Leitsatz (amtlich)

1. "Zeitpunkt der Zahlung" im Sinne des KOV-VfG § 47 Abs 2 ist der Zeitpunkt derjenigen Zahlung, die bewirkt, daß eine Rente überzahlt ist.

2. Ob der Rentenempfänger wußte oder wissen mußte, daß überzahlte Rentenbeträge nicht zustanden, ist unter Berücksichtigung seiner Persönlichkeit und seines gesamten Verhaltens im Einzelfall zu entscheiden.

 

Normenkette

KOVVfG § 47 Abs. 2 Fassung: 1955-05-02

 

Tenor

Die Urteile des Landessozialgerichts Nordrhein-Westfalen in Essen vom 6. Oktober 1954 und des Sozialgerichts Köln vom 26. Februar 1954 werden aufgehoben. Die Klage wird abgewiesen.

Außergerichtliche Kosten sind nicht zu erstatten.

Von Rechts wegen.

 

Tatbestand

Der Kläger bezieht wegen der Folgen einer Kriegsverletzung auf Grund des Bundesversorgungsgesetzes (BVG) Grundrente nach einer Minderung der Erwerbsfähigkeit (MdE.) um 70 v. H. Das Versorgungsamt forderte von ihm durch Bescheide vom 12. März 1952 und vom 15. September 1952 die Ausgleichsrente für die Zeit vom 1. August 1951 bis zum 30. April 1952 zurück, weil der Unterhaltszuschuß, den der Kläger als Gerichtsreferendar im Dienst des Landes Nordrhein-Westfalen bezog, am 4. Februar 1952 mit Wirkung vom 1. Dezember 1951 und am 18. März 1952 mit Wirkung vom 1. August 1951 von 100.- DM auf 200.- DM monatlich erhöht worden war. Der Einspruch des Klägers, mit dem der Wegfall der Bereicherung durch Verbrauch der zuviel erhaltenen Ausgleichsrente geltend gemacht wurde, blieb erfolglos. Seine Berufung an das Oberversicherungsamt ging als Klage auf das Sozialgericht (SG.) Köln über. Dieses hob die Verwaltungsbescheide auf, weil die überzahlte Ausgleichsrente nicht zurückgefordert werden dürfe. Die Berufung des Beklagten gegen das Urteil wies das Landessozialgericht (LSG.) Nordrhein-Westfalen in Essen durch Urteil vom 6. Oktober 1954 zurück und ließ die Revision zu.

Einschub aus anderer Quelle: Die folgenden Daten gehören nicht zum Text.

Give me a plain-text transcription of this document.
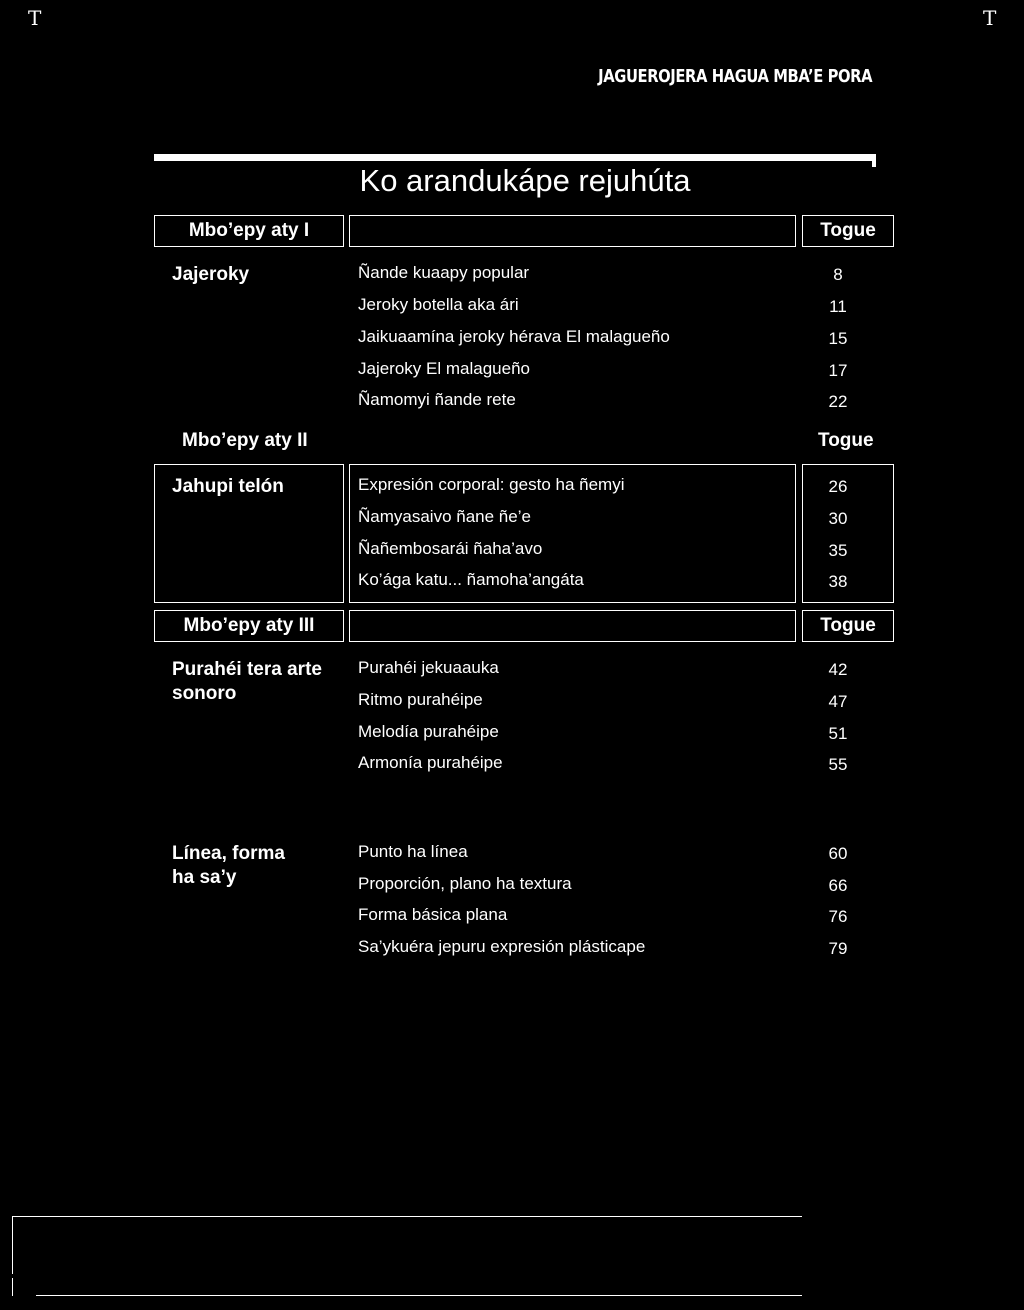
T	T
JAGUEROJERA HAGUA MBA’E PORA
Ko arandukápe rejuhúta
Mbo’epy aty I	Togue
Jajeroky	Ñande kuaapy popular	8
Jeroky botella aka ári	11
Jaikuaamína jeroky hérava El malagueño	15
Jajeroky El malagueño	17
Ñamomyi ñande rete	22
Mbo’epy aty II	Togue
Jahupi telón	Expresión corporal: gesto ha ñemyi	26
Ñamyasaivo ñane ñe’e	30
Ñañembosarái ñaha’avo	35
Ko’ága katu... ñamoha’angáta	38
Mbo’epy aty III	Togue
Purahéi tera arte
sonoro
Purahéi jekuaauka	42
Ritmo purahéipe	47
Melodía purahéipe	51
Armonía purahéipe	55
Línea, forma
ha sa’y
Punto ha línea	60
Proporción, plano ha textura	66
Forma básica plana	76
Sa’ykuéra jepuru expresión plásticape	79
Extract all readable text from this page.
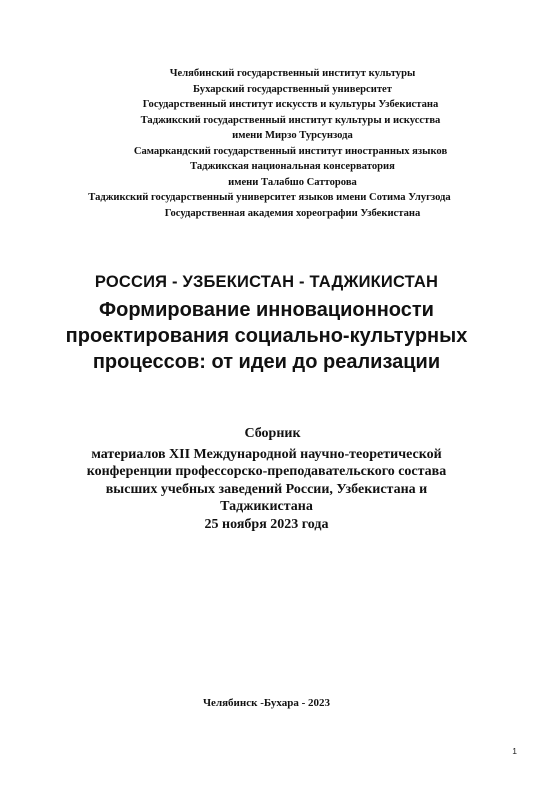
Челябинский государственный институт культуры
Бухарский государственный университет
Государственный институт искусств и культуры Узбекистана
Таджикский государственный институт культуры и искусства
имени Мирзо Турсунзода
Самаркандский государственный институт иностранных языков
Таджикская национальная консерватория
имени Талабшо Сатторова
Таджикский государственный университет языков имени Сотима Улугзода
Государственная академия хореографии Узбекистана
РОССИЯ - УЗБЕКИСТАН - ТАДЖИКИСТАН
Формирование инновационности
проектирования социально-культурных
процессов: от идеи до реализации
Сборник
материалов XII Международной научно-теоретической
конференции профессорско-преподавательского состава
высших учебных заведений России, Узбекистана и
Таджикистана
25 ноября 2023 года
Челябинск -Бухара - 2023
1
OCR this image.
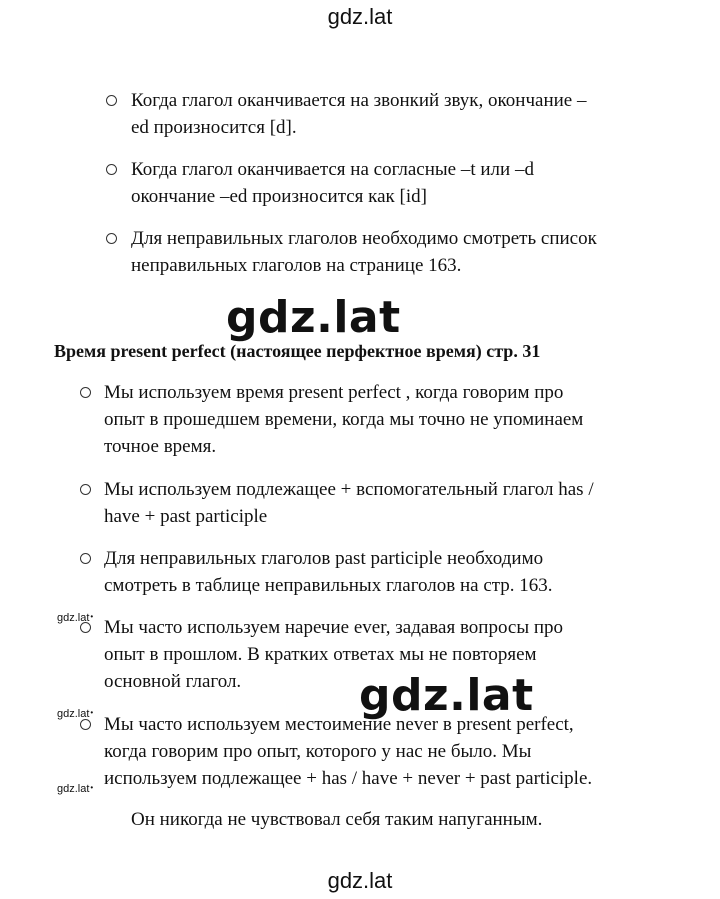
gdz.lat
Когда глагол оканчивается на звонкий звук, окончание –
ed произносится [d].
Когда глагол оканчивается на согласные –t или –d
окончание –ed произносится как [id]
Для неправильных глаголов необходимо смотреть список
неправильных глаголов на странице 163.
Время present perfect (настоящее перфектное время) стр. 31
Мы используем время present perfect , когда говорим про
опыт в прошедшем времени, когда мы точно не упоминаем
точное время.
Мы используем подлежащее + вспомогательный глагол has /
have + past participle
Для неправильных глаголов past participle необходимо
смотреть в таблице неправильных глаголов на стр. 163.
Мы часто используем наречие ever, задавая вопросы про
опыт в прошлом. В кратких ответах мы не повторяем
основной глагол.
Мы часто используем местоимение never в present perfect,
когда говорим про опыт, которого у нас не было. Мы
используем подлежащее + has / have + never + past participle.
Он никогда не чувствовал себя таким напуганным.
gdz.lat
gdz.lat
gdz.lat •
gdz.lat •
gdz.lat •
gdz.lat
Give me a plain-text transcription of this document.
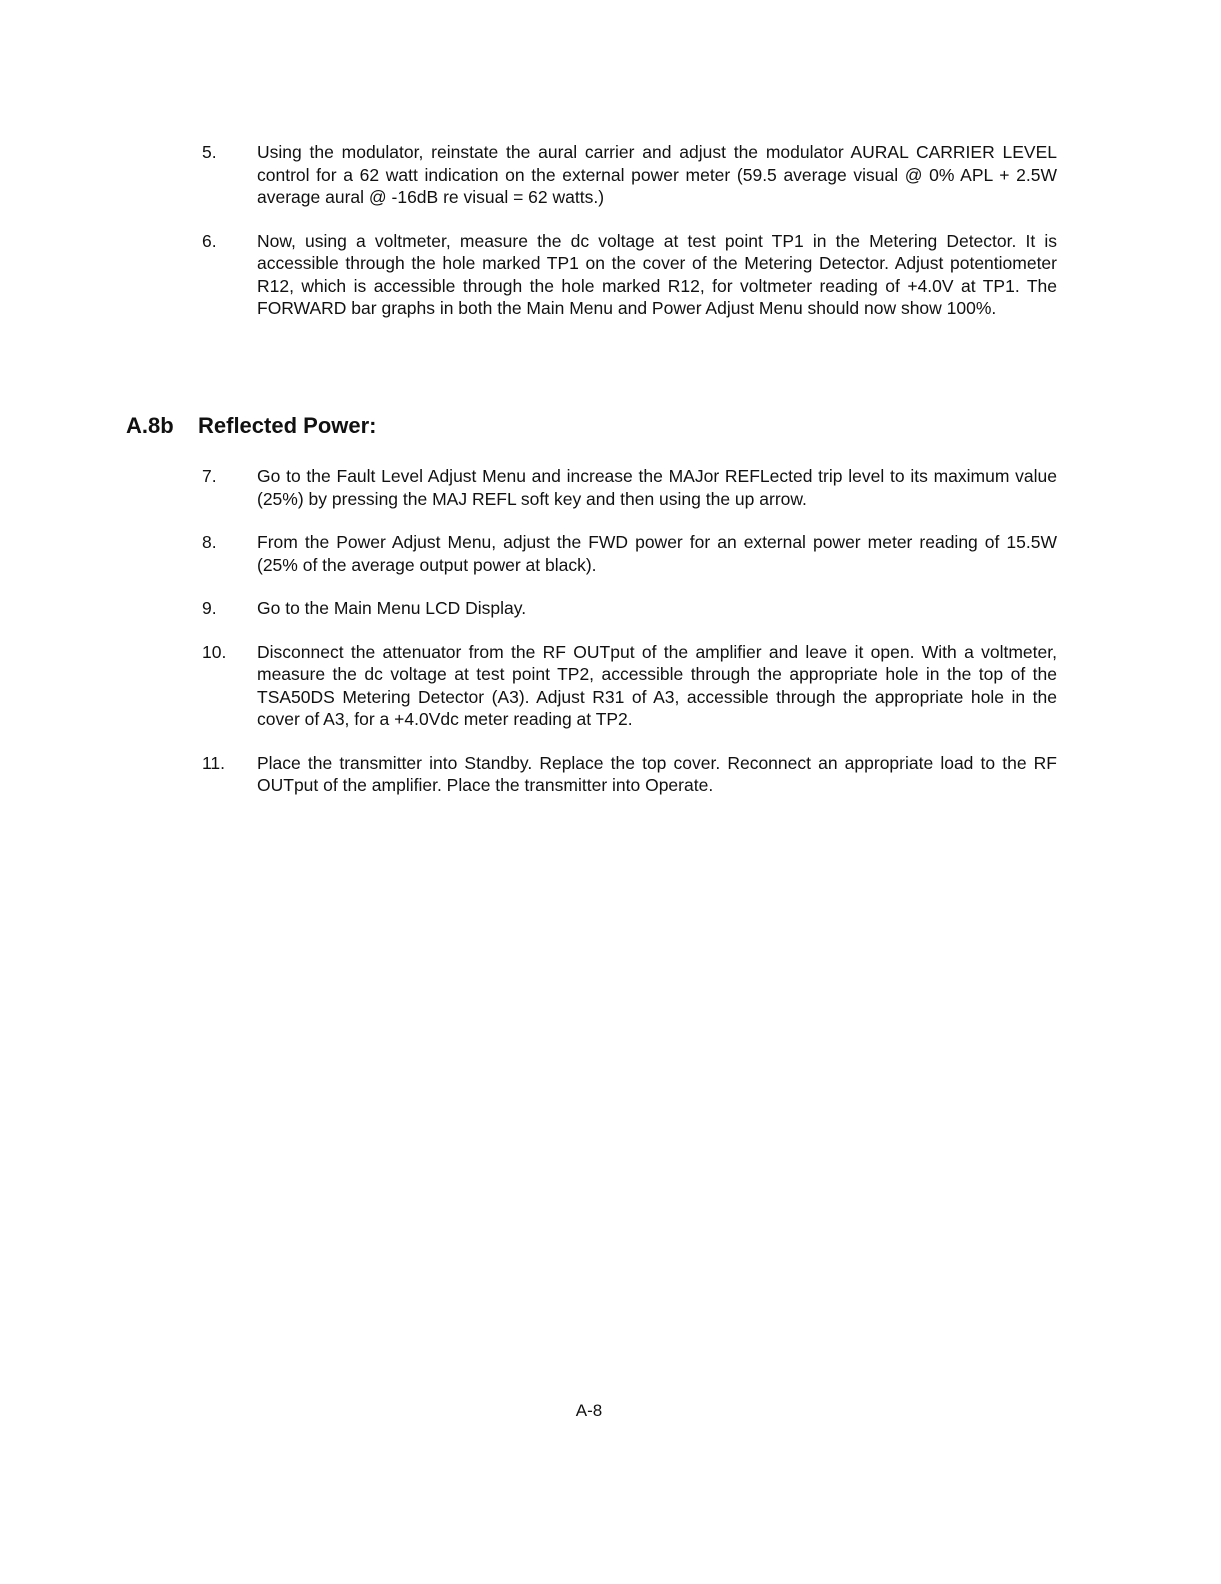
5. Using the modulator, reinstate the aural carrier and adjust the modulator AURAL CARRIER LEVEL control for a 62 watt indication on the external power meter (59.5 average visual @ 0% APL + 2.5W average aural @ -16dB re visual = 62 watts.)
6. Now, using a voltmeter, measure the dc voltage at test point TP1 in the Metering Detector. It is accessible through the hole marked TP1 on the cover of the Metering Detector. Adjust potentiometer R12, which is accessible through the hole marked R12, for voltmeter reading of +4.0V at TP1. The FORWARD bar graphs in both the Main Menu and Power Adjust Menu should now show 100%.
A.8b Reflected Power:
7. Go to the Fault Level Adjust Menu and increase the MAJor REFLected trip level to its maximum value (25%) by pressing the MAJ REFL soft key and then using the up arrow.
8. From the Power Adjust Menu, adjust the FWD power for an external power meter reading of 15.5W (25% of the average output power at black).
9. Go to the Main Menu LCD Display.
10. Disconnect the attenuator from the RF OUTput of the amplifier and leave it open. With a voltmeter, measure the dc voltage at test point TP2, accessible through the appropriate hole in the top of the TSA50DS Metering Detector (A3). Adjust R31 of A3, accessible through the appropriate hole in the cover of A3, for a +4.0Vdc meter reading at TP2.
11. Place the transmitter into Standby. Replace the top cover. Reconnect an appropriate load to the RF OUTput of the amplifier. Place the transmitter into Operate.
A-8
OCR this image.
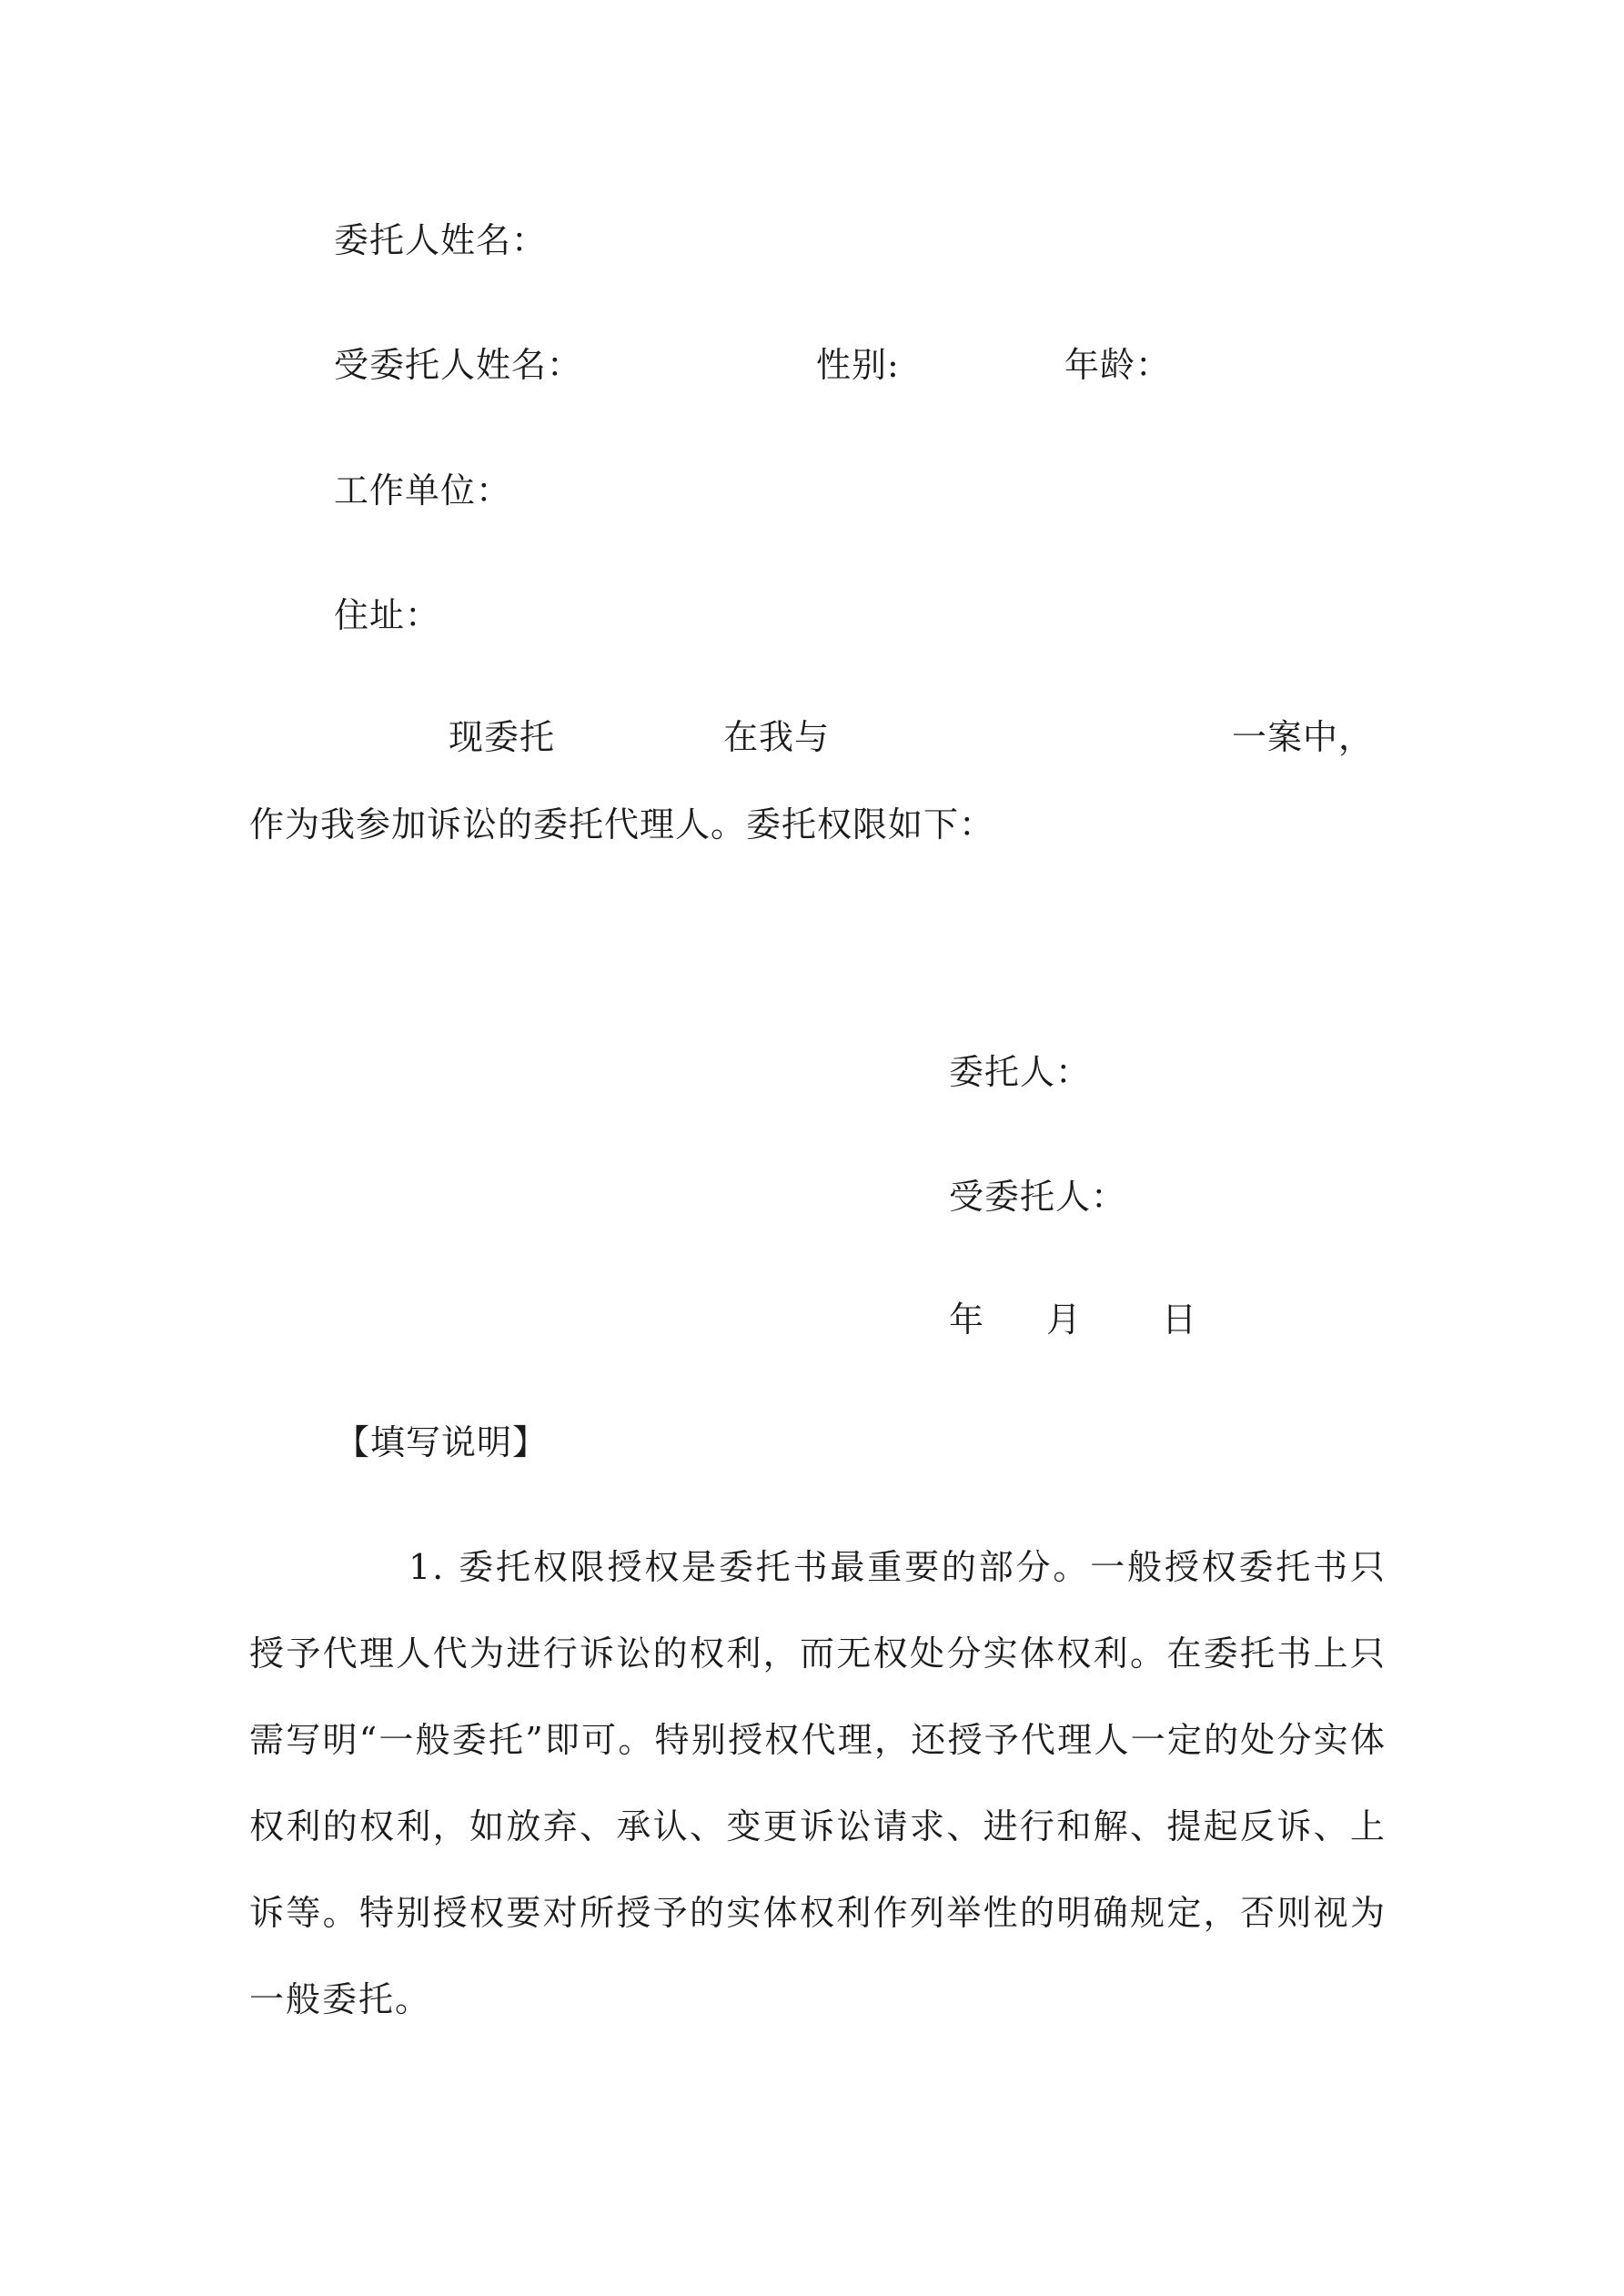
委托人姓名：
受委托人姓名：	性别:	年龄：
工作单位：
住址：
现委托	在我与	一案中，
作为我参加诉讼的委托代理人。委托权限如下：
委托人：
受委托人：
年 月 日
【填写说明】
1. 委托权限授权是委托书最重要的部分。一般授权委托书只授予代理人代为进行诉讼的权利，而无权处分实体权利。在委托书上只需写明“一般委托”即可。特别授权代理，还授予代理人一定的处分实体权利的权利，如放弃、承认、变更诉讼请求、进行和解、提起反诉、上诉等。特别授权要对所授予的实体权利作列举性的明确规定，否则视为一般委托。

In den Urteilsgründen ist ausgeführt, der Erstattungsanspruch sei ein dem öffentlichen Recht immanentes Institut, dessen Geltendmachung nach dem Grundsatz von Treu und Glauben eingeschränkt werden müsse. Nach diesem Grundsatz sei der Anspruch nicht gegeben, weil der Kläger nicht wußte und nicht wissen mußte, daß er mit einer Rückforderung der Versorgungsleistungen zu rechnen gehabt hätte. Auch sei die Rückzahlung aus wirtschaftlichen Gründen nicht gerechtfertigt.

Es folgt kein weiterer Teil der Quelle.